Margaret Carter, known variously as Maggie and Peggy, lived in Cricklewood Lane for 84 years and was born in November 1901, just a few months after the death of Queen Victoria.
Born one of four children in County Tipperary in a home with no electricity or running water, she contracted Spanish flu aged 17 during the epidemic which wiped out 50 million people.
After being rushed to hospital doctors feared the worst and she was given the last rites, but pulled through, and two years later emigrated to London to find work.
During her time in service to a wealthy family near Hyde Park she met George Carter, and the couple married in 1927, moving to a rented flat in Cricklewood in one of the new houses built next to the railway station.

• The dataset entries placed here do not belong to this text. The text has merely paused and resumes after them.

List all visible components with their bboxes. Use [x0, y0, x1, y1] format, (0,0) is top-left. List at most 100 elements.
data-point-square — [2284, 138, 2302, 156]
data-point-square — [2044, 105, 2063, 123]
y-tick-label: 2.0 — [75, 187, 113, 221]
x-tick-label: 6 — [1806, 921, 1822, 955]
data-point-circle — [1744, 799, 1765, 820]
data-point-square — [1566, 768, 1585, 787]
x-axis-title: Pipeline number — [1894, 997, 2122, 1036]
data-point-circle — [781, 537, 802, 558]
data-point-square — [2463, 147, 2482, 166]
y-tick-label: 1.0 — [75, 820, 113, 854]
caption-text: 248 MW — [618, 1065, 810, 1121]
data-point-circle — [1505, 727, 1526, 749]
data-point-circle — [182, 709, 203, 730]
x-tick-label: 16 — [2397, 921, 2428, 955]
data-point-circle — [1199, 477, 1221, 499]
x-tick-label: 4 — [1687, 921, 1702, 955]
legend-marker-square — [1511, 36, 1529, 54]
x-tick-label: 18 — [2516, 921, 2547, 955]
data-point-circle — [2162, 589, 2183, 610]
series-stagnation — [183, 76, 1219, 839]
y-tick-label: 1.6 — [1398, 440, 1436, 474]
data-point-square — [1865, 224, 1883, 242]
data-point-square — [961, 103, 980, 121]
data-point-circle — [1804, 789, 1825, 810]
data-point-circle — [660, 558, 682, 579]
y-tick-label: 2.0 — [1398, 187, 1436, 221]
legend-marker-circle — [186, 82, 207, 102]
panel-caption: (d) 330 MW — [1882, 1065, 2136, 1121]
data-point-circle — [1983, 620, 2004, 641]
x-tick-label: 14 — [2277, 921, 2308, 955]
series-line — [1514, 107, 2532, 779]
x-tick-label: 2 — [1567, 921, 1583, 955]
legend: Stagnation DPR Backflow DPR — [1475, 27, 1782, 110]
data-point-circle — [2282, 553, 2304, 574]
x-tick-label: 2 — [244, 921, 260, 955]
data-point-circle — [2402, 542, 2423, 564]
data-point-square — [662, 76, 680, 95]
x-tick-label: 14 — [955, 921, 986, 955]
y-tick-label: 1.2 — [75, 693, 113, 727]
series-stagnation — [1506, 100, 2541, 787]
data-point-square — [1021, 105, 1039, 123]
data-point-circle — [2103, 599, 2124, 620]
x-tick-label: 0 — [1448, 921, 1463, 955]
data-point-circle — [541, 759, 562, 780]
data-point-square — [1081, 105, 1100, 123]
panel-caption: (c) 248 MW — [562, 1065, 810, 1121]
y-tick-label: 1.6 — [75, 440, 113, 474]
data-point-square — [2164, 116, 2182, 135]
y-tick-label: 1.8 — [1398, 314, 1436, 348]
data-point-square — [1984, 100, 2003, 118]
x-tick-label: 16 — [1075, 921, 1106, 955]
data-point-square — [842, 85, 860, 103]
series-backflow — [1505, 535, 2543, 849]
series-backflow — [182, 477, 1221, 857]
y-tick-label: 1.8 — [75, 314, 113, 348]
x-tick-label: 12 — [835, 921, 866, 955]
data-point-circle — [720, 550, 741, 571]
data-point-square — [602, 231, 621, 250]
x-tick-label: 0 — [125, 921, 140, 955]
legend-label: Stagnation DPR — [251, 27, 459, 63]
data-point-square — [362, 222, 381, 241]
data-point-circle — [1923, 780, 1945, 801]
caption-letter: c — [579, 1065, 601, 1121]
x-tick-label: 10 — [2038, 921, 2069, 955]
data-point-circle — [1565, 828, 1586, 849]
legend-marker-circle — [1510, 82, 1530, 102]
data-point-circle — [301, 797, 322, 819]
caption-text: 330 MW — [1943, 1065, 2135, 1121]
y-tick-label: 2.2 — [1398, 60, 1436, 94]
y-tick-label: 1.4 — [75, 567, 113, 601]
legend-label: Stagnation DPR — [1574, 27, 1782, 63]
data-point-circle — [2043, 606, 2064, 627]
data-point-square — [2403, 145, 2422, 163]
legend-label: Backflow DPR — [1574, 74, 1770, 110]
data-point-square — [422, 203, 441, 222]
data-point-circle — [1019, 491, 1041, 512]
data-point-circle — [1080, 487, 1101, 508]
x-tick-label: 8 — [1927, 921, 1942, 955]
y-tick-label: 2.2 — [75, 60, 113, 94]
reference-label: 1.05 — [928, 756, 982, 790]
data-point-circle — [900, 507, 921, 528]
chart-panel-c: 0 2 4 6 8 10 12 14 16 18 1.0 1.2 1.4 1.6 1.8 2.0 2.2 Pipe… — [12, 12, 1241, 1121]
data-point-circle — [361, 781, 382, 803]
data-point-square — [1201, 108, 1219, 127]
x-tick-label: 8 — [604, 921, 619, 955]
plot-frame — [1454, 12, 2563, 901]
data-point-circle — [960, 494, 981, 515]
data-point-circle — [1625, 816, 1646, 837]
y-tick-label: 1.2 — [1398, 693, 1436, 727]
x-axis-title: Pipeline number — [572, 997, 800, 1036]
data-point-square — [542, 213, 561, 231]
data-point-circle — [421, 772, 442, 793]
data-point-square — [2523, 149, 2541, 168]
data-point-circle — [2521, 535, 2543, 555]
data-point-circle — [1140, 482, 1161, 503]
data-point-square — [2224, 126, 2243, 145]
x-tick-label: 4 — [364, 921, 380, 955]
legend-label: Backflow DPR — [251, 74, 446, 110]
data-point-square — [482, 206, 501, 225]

In front of the house was a farm and behind was open land, over which you could walk the six miles to Edgware.
The couple had three children who all attended St Agnes’ School, and she raised them while working 10-hour days in the newly opened Handley-Page aircraft factory, where she was a riveter from 1940.
During the Blitz the family regularly had to sleep in a cold, damp air raid shelter, but one night Margaret decided she wanted to sleep in her own bed, so went back to her house with her daughter.
On the same night a bomb aimed at the factory hit the street and brought the ceiling down in the bedroom.
Despite being covered in dust and debris she told her daughter they were staying where they were until the morning as they had just got the bed warm.
George lost a battle with cancer in 1958, but she continued to work, and during her 30 years at the factory she moved to the prototype department.
But two weeks before she was due to receive her long-service award the company went bankrupt and she lost her job and pension.
However, she soon landed herself a job at Great Ormond Street Hospital, but eventually hospital bosses discovered she was nearly 80 and asked her to retire.
In her retirement she enjoyed many pilgrimages to Lourdes, Rome and the Holy Land, as she was a strong Roman Catholic, as well as enjoying the company of her eight grandchildren and 13 great-grandchildren.
Despite hip operations and deteriorating eye sight she still liked to get out and about and exercised her democratic right in last May’s General Election by voting, telling the Times Series all MPs caught up in the expenses scandal should be drowned.
She passed away aged 109 and 92 days on February 12 at the Royal Free Hospital in Hampstead after contracting norovirus, and was laid to rest on Friday, Febraury 25.